ALCOA, Tennessee, May 13, 2004 (ENS) - One of the greatest expanses of wilderness in the eastern United States was preserved Monday as 21 national and local environmental and regulatory groups and Alcoa Power Generating Inc. signed an agreement to protect lands around Calderwood Lake.

Alcoa Power operates four hydroelectric dams in Tennessee and North Carolina under operating licenses that expire in February 2005. The Pittsburgh based company opened discussions seven years ago with the Federal Energy Regulatory Commission as well as other national and state agencies, local communities and environmental groups seeking to renew the licenses.

The deal provides that Alcoa, the world's largest aluminum producer, and Alcoa Power will help to preserve 10,000 acres of undeveloped land in Tennessee and North Carolina in exchange for renewal of the operating licenses.

Under the arrangement, the Great Smoky Mountains National Park will transfer 100 acres under Calderwood Lake to Alcoa in exchange for 186 acres of land already within the park's boundaries.

Alcoa Power will grant a permanent easement for 5,700 acres of land between the park and Cherokee National Forest to an environmental group, The Nature Conservancy.

The Conservancy will have the option to buy the land from Alcoa Power and resell it to the National Park Service, the U.S. Forest Service or Tennessee Wildlife Resources to assure its long term protection.

In addition, Alcoa Power will grant The Nature Conservancy a 40 year easement on 4,000 more acres of land that will return to the company's possession at the end of the term.

Alcoa Power will establish a $100,000 per year conservation fund for natural resource protection and renewal in Tennessee. The fund will be overseen by groups signing the agreement on Monday.

"Alcoa Power is proud to bring together these diverse groups in a consensus document protecting the environment and sustaining hydropower generation," Kevin Anton, president of Alcoa Materials Management, said in a statement.

"This is one of the most vast and undisturbed wilderness regions in the eastern United States, and the only such area in the southern Appalachians," said Steve McCormick, The Nature Conservancy's president and chief executive.

"We will be able to protect the entire Tallassee Creek watershed, perhaps the only remaining unprotected high elevation, low gradient stream in the region," he said.

U.S. Senator Lamar Alexander, a Tennessee Republican, helped to arrange the agreement, introducing legislation April 19 that would allow the Federal Energy Regulatory Commission to approve the deal.

Congress also must approve the land exchanges between Alcoa Power and the Great Smoky Mountains National Park.

Additional measures under the agreement cover the North Carolina portion of the hydroelectric project, according to Alcoa. Those include augmenting flows into the Cheoah River, setting up a conservation fund and building or improving recreation facilities.

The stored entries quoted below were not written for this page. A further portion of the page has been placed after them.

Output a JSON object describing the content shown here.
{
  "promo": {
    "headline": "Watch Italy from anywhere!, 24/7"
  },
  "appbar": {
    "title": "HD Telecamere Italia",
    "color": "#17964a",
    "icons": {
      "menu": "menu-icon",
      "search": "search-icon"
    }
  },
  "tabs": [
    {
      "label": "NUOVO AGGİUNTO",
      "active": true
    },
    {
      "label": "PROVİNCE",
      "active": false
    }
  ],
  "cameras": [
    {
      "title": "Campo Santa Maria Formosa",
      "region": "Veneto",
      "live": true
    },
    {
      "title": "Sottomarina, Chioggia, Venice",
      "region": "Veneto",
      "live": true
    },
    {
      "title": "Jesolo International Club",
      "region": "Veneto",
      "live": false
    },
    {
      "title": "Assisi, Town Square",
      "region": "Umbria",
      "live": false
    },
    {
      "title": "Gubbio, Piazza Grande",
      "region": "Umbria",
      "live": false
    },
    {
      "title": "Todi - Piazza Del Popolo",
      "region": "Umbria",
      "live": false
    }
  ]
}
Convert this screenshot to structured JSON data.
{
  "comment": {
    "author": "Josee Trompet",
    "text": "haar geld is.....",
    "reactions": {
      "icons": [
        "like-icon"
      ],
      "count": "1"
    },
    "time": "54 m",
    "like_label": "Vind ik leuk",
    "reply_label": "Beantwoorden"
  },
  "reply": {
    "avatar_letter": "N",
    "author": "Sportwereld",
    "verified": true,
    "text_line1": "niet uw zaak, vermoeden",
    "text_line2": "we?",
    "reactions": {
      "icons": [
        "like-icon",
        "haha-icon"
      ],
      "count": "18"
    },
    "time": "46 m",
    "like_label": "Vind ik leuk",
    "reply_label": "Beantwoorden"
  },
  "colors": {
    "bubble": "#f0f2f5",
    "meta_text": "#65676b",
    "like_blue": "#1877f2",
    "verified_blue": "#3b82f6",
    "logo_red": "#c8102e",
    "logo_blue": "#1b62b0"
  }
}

Signatories of the agreement are: Alcoa Power Generating Inc., American Rivers, Blount County, City of Alcoa, City of Maryville, Cross Creek Property Owners Association, Friends of Lake Santeetlah, Graham County, North Carolina, National Park Service, National Parks Conservation Association, North Carolina Department of Environmental and Natural Resources, North Carolina Wildlife Resources Commission, The Nature Conservancy's Tennessee Chapter, Tennessee Clean Water Network, Tennessee Department of Environment and Conservation, Tennessee Wildlife Resources Agency, Town of Lake Santeetlah, Town of Robbinsville, U.S. Bureau of Indian Affairs, U.S. Fish and Wildlife Service, U.S. Forest Service and Western North Carolina Alliance.